Our sort is better than that – for a bit of fun. He remembered Uncle Anthony, asking him without preamble if Francesca was pregnant, clearly assuming that was all there was to it – a position which he felt had insulted Francesca at least as much as it did him, if not more considering what society thought of girls who tried sleeping their way into more powerful families. He thought about the fact that he did want her, which somehow made comments from those who seemed sure he’d had her all the more infuriating, possibly because he had already started to believe that he never would….

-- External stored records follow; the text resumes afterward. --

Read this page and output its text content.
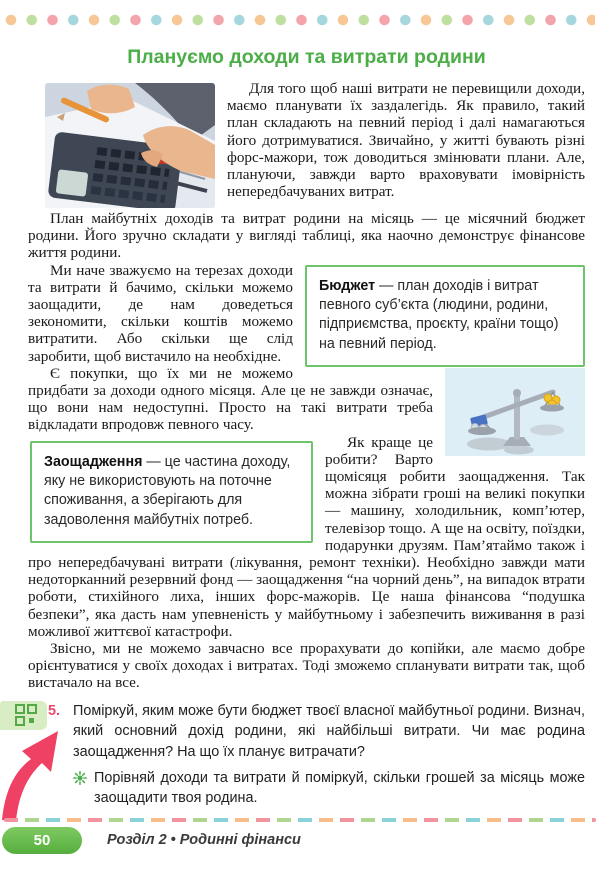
Плануємо доходи та витрати родини

Для того щоб наші витрати не перевищили доходи, маємо планувати їх заздалегідь. Як правило, такий план складають на певний період і далі намагаються його дотримуватися. Звичайно, у житті бувають різні форс-мажори, тож доводиться змінювати плани. Але, плануючи, завжди варто враховувати імовірність непередбачуваних витрат.

План майбутніх доходів та витрат родини на місяць — це місячний бюджет родини. Його зручно складати у вигляді таблиці, яка наочно демонструє фінансове життя родини.

Бюджет — план доходів і витрат певного суб’єкта (людини, родини, підприємства, проєкту, країни тощо) на певний період.

Ми наче зважуємо на терезах доходи та витрати й бачимо, скільки можемо заощадити, де нам доведеться зекономити, скільки коштів можемо витратити. Або скільки ще слід заробити, щоб вистачило на необхідне.

Є покупки, що їх ми не можемо придбати за доходи одного місяця. Але це не завжди означає, що вони нам недоступні. Просто на такі витрати треба відкладати впродовж певного часу.

Заощадження — це частина доходу, яку не використовують на поточне споживання, а зберігають для задоволення майбутніх потреб.

Як краще це робити? Варто щомісяця робити заощадження. Так можна зібрати гроші на великі покупки — машину, холодильник, комп’ютер, телевізор тощо. А ще на освіту, поїздки, подарунки друзям. Пам’ятаймо також і про непередбачувані витрати (лікування, ремонт техніки). Необхідно завжди мати недоторканний резервний фонд — заощадження “на чорний день”, на випадок втрати роботи, стихійного лиха, інших форс-мажорів. Це наша фінансова “подушка безпеки”, яка дасть нам упевненість у майбутньому і забезпечить виживання в разі можливої життєвої катастрофи.

Звісно, ми не можемо завчасно все прорахувати до копійки, але маємо добре орієнтуватися у своїх доходах і витратах. Тоді зможемо спланувати витрати так, щоб вистачало на все.

5. Поміркуй, яким може бути бюджет твоєї власної майбутньої родини. Визнач, який основний дохід родини, які найбільші витрати. Чи має родина заощадження? На що їх планує витрачати?
Порівняй доходи та витрати й поміркуй, скільки грошей за місяць може заощадити твоя родина.
50	Розділ 2 • Родинні фінанси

One major perk of Jay’s job was that it had largely eradicated any problem he’d ever had with lying. It was second nature now to consider exactly how to word his statements, to consider what the most advantageous thing to say was instead of what the facts of the matter were. He had even extended this to what he told himself, which was that he was doing real work at an age when most people of his station were still hanging around their estates chasing secretaries and their cousins’ wives, that he was making real connections, that he was going to rise to prominence and influence both in his family and in the world at large. Sometimes, though, he did not guard his thoughts carefully enough, and when he gave a report to Uncle Anthony or watched his father undercut his authority at work again or had a meeting like the one he’d just had with Bennett, sometimes…sometimes, the next time he was with Francesca, he was seized by the conviction that he had to make every moment they had together as perfect as possible, and it was because he knew, deep down, that one day she was going to realize he was nothing but a minimally-educated mid-level crook who didn’t deserve her.
“Well,” he said, then paused to collect himself. “I hope you’re wrong, but I guess I’m better off than you even if you’re right.” He forced a grin. “I haven’t noticed the hordes clamoring even to sleep with you.”